Он уложил ее на кровать, лег рядом, прижал к груди и поцеловал в лоб, шепча что‑то по‑французски.
Синния перестала плакать и сердито выкрикнула:
— Я тебя не понимаю! — Она не про его французский. Она не понимала, почему он такой нежный.
— Я сказал, чтобы ты не боялась, chйrie. Тебе ничего не угрожает. Обещаю, что и ты, и дети будут в полной безопасности.
Не о том он говорит! Но Синния была настолько потрясена тем, что он ее обнимает, что сдалась и позволила боли последних недель, недель без него, утихнуть.
Он гладил ее по волосам и бормотал что‑то ласковое, успокаивая.
И она заплакала еще горше.
— Ш‑ш‑ш. Успокойся, chйrie.
— Не получается.
Он опять ее не понял, потому что сказал:
— Не все ляжет на тебя, Синния. Можешь мне довериться. — Он погладил ее по спине и поцеловал в лоб. — Я же здесь.
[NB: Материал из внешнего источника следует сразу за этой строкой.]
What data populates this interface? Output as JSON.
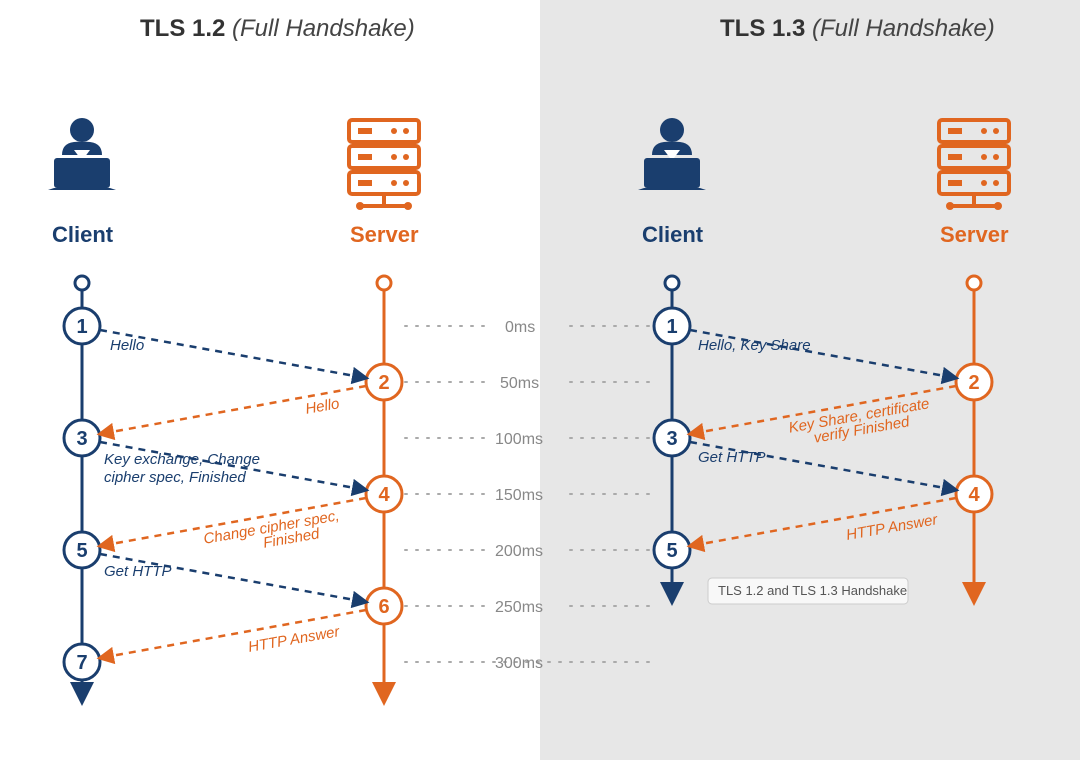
{
  "colors": {
    "client": "#1a3e6e",
    "server": "#e06620",
    "grid": "#bbb",
    "panel": "#e7e7e7"
  },
  "titles": {
    "left_bold": "TLS 1.2",
    "left_ital": "(Full Handshake)",
    "right_bold": "TLS 1.3",
    "right_ital": "(Full Handshake)"
  },
  "roles": {
    "client": "Client",
    "server": "Server"
  },
  "timeline": [
    "0ms",
    "50ms",
    "100ms",
    "150ms",
    "200ms",
    "250ms",
    "300ms"
  ],
  "left": {
    "steps": [
      "1",
      "2",
      "3",
      "4",
      "5",
      "6",
      "7"
    ],
    "messages": {
      "m1": "Hello",
      "m2": "Hello",
      "m3a": "Key exchange, Change",
      "m3b": "cipher spec, Finished",
      "m4a": "Change cipher spec,",
      "m4b": "Finished",
      "m5": "Get HTTP",
      "m6": "HTTP Answer"
    }
  },
  "right": {
    "steps": [
      "1",
      "2",
      "3",
      "4",
      "5"
    ],
    "messages": {
      "m1": "Hello, Key Share",
      "m2a": "Key Share, certificate",
      "m2b": "verify  Finished",
      "m3": "Get HTTP",
      "m4": "HTTP Answer"
    }
  },
  "tooltip": "TLS 1.2 and TLS 1.3 Handshake"
}
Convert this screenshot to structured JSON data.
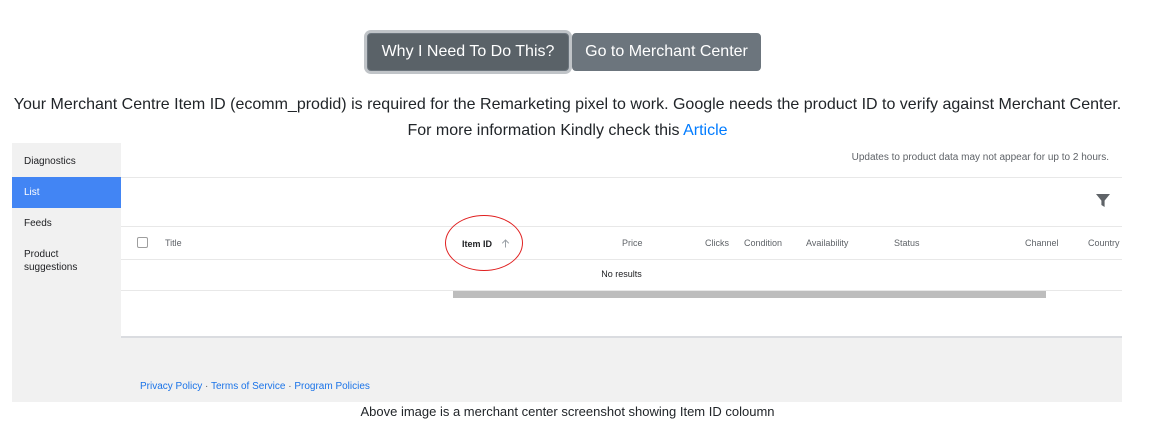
{
  "buttons": {
    "why": "Why I Need To Do This?",
    "merchant": "Go to Merchant Center"
  },
  "info": {
    "line1": "Your Merchant Centre Item ID (ecomm_prodid) is required for the Remarketing pixel to work. Google needs the product ID to verify against Merchant Center.",
    "line2": "For more information Kindly check this",
    "link": "Article"
  },
  "screenshot": {
    "sidebar": {
      "items": [
        {
          "label": "Diagnostics"
        },
        {
          "label": "List",
          "active": true
        },
        {
          "label": "Feeds"
        },
        {
          "label": "Product suggestions"
        }
      ]
    },
    "notice": "Updates to product data may not appear for up to 2 hours.",
    "filter_icon": "filter-icon",
    "columns": {
      "title": "Title",
      "item_id": "Item ID",
      "price": "Price",
      "clicks": "Clicks",
      "condition": "Condition",
      "availability": "Availability",
      "status": "Status",
      "channel": "Channel",
      "country": "Country"
    },
    "sort_icon": "arrow-up-icon",
    "empty": "No results",
    "footer": {
      "privacy": "Privacy Policy",
      "terms": "Terms of Service",
      "program": "Program Policies",
      "separator": " · "
    },
    "highlight_color": "#e02020",
    "active_color": "#4285f4"
  },
  "caption": "Above image is a merchant center screenshot showing Item ID coloumn"
}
— Но тебе совсем не хочется этого. — Вот он, главный вопрос.
Он долго не отводил губ с ее лба, потом вздохнул:
— Ты вправе ругать меня за это.
Синния ждала, но он ничего больше не произнес. Она хотела отодвинуться в сторону, но Анри не отпускал, крепче прижимая к теплой груди.
— Страшно жить, зная, что за тобой постоянно следят. Я обеспечил охрану семьи. Я всегда буду заботиться о матери и сестрах, но я никогда не хотел иметь жену и ребенка. Пойми, Синния! — Он говорил с трудом, словно у него пересохло горло. — Если бы ты видела, во что превратились родители, когда Трелла пропала…
Он никогда не говорил о похищении, и Синния была потрясена.
— Страшно вспоминать, что испытала мама. А что они сделали с Треллой? Я не хотел внести в свою жизнь еще больше страданий, заведя детей. Звучит трусливо, я знаю, но я не могу добровольно пойти на это.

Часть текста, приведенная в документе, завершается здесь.